La disparition de Jimmy Carter à l’âge de 100 ans tourne une page majeure de la diplomatie américaine, marquée par des engagements décisifs au Moyen-Orient et en Afrique du Nord. De l’accord historique de Camp David en 1978, qui a transformé les relations israélo-égyptiennes, à son rôle d’observateur dans la transition démocratique tunisienne en 2014, l’ancien président américain laisse un héritage de près de quatre décennies d’engagement pour la paix et la démocratie.
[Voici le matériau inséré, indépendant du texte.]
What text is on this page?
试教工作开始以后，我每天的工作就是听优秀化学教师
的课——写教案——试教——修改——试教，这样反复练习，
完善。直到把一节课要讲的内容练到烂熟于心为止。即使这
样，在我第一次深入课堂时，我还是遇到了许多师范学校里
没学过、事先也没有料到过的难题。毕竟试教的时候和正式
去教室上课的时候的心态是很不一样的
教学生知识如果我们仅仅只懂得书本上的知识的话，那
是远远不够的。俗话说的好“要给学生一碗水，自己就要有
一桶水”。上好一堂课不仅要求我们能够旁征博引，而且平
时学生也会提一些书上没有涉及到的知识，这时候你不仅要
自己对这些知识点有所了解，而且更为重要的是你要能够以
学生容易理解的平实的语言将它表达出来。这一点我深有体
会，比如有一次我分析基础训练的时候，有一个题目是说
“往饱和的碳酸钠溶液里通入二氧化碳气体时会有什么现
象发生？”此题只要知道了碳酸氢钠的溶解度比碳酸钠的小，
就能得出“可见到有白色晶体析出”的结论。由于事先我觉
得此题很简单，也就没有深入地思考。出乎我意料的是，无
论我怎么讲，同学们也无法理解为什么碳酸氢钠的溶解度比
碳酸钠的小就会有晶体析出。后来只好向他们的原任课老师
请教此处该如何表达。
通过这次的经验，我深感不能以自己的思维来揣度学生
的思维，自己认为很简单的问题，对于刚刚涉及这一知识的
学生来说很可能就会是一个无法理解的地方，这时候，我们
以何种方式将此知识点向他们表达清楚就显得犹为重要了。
Les accords de Camp David, signés sous sa présidence (1977-1981), sont souvent présentés comme le plus grand accomplissement diplomatique de Jimmy Carter. Par une médiation intense entre Anouar el-Sadate et Menahem Begin, il a supervisé la première reconnaissance officielle d’Israël par un État arabe. Cependant, cet accord, bien que marquant un tournant dans les relations israélo-égyptiennes, a été critiqué pour avoir servi principalement les intérêts d’Israël. En obtenant une normalisation avec l’Égypte et la restitution du Sinaï, Israël a renforcé sa position régionale tout en évitant toute véritable discussion sur les droits des Palestiniens ou sur l’arrêt de la colonisation, qui s’intensifiait déjà à cette époque.
Après son mandat, Jimmy Carter a poursuivi une diplomatie audacieuse et souvent en rupture avec la ligne officielle des États-Unis. En 2006, la publication de « Palestine: Peace Not Apartheid » a déclenché un vif débat. En comparant la condition des Palestiniens à l’apartheid sud-africain, il a attiré l’attention sur une question souvent éludée, tout en suscitant de nombreuses controverses dans les milieux politiques et diplomatiques américains.
L’engagement de Carter ne s’est pas limité au conflit israélo-palestinien. En Tunisie, dans le contexte post-révolutionnaire de 2011, il a joué un rôle essentiel à travers le Centre Carter. L’organisation a soutenu l’adoption de la nouvelle Constitution tunisienne en 2014, un événement salué comme une étape cruciale pour la jeune démocratie. « En adoptant une nouvelle Constitution dans un esprit de paix et de consensus, la Tunisie a envoyé un message d’espoir aux nations en quête de liberté et de démocratie », avait alors déclaré Jimmy Carter.
Lors des élections tunisiennes de 2014, le Centre Carter a déployé des observateurs internationaux, renforçant la transparence et la crédibilité du processus électoral. Pour Carter, l’expérience tunisienne représentait un modèle inspirant pour d’autres pays en transition, illustrant la possibilité d’une transition pacifique et démocratique dans une région souvent marquée par l’instabilité.
Par ailleurs, le Liban a également été une priorité pour Carter, qui s’est exprimé à plusieurs reprises sur la guerre civile qui a ravagé le pays entre 1975 et 1990. En 1978, il a fermement critiqué l’intervention militaire israélienne, mettant en garde contre les conséquences d’une occupation étrangère prolongée sur les tensions régionales. Fidèle à ses principes, il voyait dans le dialogue et la justice les seules voies pour apaiser les conflits.
Couronné par le Prix Nobel de la Paix en 2002, Jimmy Carter a incarné une diplomatie à visage humain, guidée par un engagement inébranlable envers la paix, la justice et les droits humains. De Camp David aux élections tunisiennes, il laisse un héritage indélébile, où la quête de solutions pacifiques a toujours primé sur les divisions.